My luck at the gambling table was varied; sometimes I was fifty to a hundred dollars ahead, and at other times I had to borrow money from my fellow workmen to settle my room rent and pay for my meals. Each night after leaving the dice game I went to the "Club" to hear the music and watch the gaiety. If I had won, this was in accord with my mood; if I had lost, it made me forget. I at last realized that making cigars for a living and gambling for a living could not both be carried on at the same time, and I resolved to give up the cigar making. This resolution led me into a life which held me bound more than a year. During that period my regular time for going to bed was somewhere between four and six o'clock in the mornings. I got up late in the afternoons, walked about a little, then went to the gambling house or the "Club." My New York was limited to ten blocks; the boundaries were Sixth Avenue from Twenty-third to Thirty-third Streets, with the cross streets one block to the west. Central Park was a distant forest, and the lower part of the city a foreign land. I look back upon the life I then led with a shudder when I think what would have been had I not escaped it. But had I not escaped it, I should have been no more unfortunate than are many young colored men who come to New York. During that dark period I became acquainted with a score of bright, intelligent young fellows who had come up to the great city with high hopes and ambitions and who had fallen under the spell of this under life, a spell they could not throw off. There was one popularly known as "the doctor"; he had had two years in the Harvard Medical School, but here he was, living this gas-light life, his will and moral sense so enervated and deadened that it was impossible for him to break away. I do not doubt that the same thing is going on now, but I have sympathy rather than censure for these victims, for I know how easy it is to slip into a slough from which it takes a herculean effort to leap.

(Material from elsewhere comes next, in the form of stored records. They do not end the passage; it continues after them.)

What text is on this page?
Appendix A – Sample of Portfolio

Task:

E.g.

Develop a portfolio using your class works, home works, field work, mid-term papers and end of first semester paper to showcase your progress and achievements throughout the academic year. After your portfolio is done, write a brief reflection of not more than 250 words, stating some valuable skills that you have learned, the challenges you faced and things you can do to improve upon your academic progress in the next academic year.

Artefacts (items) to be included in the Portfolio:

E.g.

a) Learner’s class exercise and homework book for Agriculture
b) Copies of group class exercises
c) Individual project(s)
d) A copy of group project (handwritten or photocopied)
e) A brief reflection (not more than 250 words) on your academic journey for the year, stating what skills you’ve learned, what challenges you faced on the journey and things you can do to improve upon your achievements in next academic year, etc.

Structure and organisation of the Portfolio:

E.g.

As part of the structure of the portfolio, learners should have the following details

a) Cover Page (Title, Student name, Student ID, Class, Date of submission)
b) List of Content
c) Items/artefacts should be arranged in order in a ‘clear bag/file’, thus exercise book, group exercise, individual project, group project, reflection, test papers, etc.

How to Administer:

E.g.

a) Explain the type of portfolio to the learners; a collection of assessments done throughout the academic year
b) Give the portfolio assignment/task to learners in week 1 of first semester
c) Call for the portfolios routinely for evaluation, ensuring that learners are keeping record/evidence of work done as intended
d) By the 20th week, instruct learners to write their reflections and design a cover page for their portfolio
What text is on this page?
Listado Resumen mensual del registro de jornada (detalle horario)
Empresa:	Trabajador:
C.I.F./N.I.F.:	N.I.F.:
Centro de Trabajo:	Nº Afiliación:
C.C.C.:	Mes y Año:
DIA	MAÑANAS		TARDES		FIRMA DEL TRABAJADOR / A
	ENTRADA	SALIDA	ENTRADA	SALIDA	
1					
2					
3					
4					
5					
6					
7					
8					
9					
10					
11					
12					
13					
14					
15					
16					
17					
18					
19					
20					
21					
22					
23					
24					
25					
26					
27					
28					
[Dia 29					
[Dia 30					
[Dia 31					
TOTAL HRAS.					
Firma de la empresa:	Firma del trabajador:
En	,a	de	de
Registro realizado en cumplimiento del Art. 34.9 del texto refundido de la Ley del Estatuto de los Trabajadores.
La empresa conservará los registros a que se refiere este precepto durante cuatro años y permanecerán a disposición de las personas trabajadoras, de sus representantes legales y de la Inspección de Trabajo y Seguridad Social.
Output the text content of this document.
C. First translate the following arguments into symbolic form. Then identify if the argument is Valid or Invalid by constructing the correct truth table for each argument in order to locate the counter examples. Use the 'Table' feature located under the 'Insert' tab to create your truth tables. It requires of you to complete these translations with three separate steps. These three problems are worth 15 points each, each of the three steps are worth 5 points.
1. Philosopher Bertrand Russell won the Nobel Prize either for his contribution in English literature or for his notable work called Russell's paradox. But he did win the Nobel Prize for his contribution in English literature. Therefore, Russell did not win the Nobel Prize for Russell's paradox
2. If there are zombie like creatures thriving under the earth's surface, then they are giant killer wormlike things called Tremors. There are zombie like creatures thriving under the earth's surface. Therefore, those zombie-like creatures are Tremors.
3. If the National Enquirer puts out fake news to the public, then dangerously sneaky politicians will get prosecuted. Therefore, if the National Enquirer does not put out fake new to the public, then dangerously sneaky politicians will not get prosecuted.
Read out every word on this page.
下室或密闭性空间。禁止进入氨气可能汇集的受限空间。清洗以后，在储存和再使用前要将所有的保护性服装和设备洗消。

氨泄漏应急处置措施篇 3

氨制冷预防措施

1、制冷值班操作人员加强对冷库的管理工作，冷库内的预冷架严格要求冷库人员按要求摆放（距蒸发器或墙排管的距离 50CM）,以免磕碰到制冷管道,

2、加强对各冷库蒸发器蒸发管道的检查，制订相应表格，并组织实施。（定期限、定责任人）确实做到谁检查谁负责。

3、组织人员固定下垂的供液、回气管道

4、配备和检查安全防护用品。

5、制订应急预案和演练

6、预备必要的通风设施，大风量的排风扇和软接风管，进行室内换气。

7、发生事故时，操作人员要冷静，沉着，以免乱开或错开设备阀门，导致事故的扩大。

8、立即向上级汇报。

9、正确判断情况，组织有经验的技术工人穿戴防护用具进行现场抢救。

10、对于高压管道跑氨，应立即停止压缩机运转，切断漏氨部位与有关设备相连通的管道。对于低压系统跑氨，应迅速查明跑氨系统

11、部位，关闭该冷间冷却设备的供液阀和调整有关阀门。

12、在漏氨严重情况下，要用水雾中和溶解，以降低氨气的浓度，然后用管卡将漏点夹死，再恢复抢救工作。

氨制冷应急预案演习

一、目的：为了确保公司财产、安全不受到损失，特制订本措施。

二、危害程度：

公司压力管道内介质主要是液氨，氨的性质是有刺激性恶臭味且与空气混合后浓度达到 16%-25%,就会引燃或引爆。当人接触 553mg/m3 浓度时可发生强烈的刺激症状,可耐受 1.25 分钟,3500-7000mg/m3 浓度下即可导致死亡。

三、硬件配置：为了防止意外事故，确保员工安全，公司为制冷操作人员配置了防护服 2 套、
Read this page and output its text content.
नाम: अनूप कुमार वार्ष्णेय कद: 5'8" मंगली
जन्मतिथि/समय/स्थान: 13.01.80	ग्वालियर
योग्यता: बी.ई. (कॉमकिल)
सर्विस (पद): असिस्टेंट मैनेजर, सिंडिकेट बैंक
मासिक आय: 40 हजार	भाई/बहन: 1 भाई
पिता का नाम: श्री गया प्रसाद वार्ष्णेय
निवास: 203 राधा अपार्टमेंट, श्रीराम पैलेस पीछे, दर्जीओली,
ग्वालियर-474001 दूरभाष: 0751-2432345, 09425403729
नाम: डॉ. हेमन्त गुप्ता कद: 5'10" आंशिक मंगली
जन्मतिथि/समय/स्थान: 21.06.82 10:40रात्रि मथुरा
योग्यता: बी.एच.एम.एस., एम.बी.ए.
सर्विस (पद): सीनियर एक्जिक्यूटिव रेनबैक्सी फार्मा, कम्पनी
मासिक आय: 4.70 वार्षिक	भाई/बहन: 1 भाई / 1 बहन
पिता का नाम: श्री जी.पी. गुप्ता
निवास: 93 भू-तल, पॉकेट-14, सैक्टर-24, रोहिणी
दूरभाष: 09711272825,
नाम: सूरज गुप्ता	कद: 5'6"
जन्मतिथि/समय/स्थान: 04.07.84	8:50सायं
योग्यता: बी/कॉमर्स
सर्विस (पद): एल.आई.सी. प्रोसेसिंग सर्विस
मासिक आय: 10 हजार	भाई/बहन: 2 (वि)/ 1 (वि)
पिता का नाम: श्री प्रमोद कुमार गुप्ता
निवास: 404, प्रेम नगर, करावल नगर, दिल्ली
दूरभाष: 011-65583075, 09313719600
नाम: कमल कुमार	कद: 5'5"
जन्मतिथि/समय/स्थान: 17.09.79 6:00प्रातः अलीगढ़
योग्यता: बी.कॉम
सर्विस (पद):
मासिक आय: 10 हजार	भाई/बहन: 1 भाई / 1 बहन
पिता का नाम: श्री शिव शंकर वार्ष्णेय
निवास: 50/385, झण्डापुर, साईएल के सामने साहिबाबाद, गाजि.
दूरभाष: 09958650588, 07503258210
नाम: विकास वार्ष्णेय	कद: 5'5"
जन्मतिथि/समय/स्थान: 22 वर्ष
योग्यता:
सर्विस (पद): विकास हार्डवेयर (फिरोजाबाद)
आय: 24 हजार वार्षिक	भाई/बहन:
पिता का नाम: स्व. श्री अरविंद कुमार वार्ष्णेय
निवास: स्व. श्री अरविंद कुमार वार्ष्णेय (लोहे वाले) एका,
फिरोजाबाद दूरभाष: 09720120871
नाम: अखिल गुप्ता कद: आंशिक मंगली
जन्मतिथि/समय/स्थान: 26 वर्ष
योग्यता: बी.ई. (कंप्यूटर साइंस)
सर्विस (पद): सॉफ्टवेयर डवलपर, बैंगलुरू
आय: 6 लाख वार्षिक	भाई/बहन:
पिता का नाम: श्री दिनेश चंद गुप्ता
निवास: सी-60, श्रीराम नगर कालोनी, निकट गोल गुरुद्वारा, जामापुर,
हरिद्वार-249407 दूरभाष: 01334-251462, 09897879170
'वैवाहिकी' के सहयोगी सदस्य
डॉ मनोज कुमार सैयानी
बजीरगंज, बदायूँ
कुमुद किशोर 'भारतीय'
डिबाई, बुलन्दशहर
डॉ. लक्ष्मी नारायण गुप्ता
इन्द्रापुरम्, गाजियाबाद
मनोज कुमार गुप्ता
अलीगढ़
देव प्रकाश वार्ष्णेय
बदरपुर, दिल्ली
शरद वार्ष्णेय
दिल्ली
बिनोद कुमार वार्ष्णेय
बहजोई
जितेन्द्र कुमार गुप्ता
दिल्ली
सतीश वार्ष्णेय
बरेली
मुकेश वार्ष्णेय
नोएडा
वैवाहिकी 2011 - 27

I regret that I cannot contrast my views of life among colored people of New York; but the truth is, during my entire stay in this city I did not become acquainted with a single respectable family. I knew that there were several colored men worth a hundred or so thousand dollars each, and some families who proudly dated their free ancestry back a half-dozen generations. I also learned that in Brooklyn there lived quite a large colony in comfortable homes which they owned; but at no point did my life come in contact with theirs.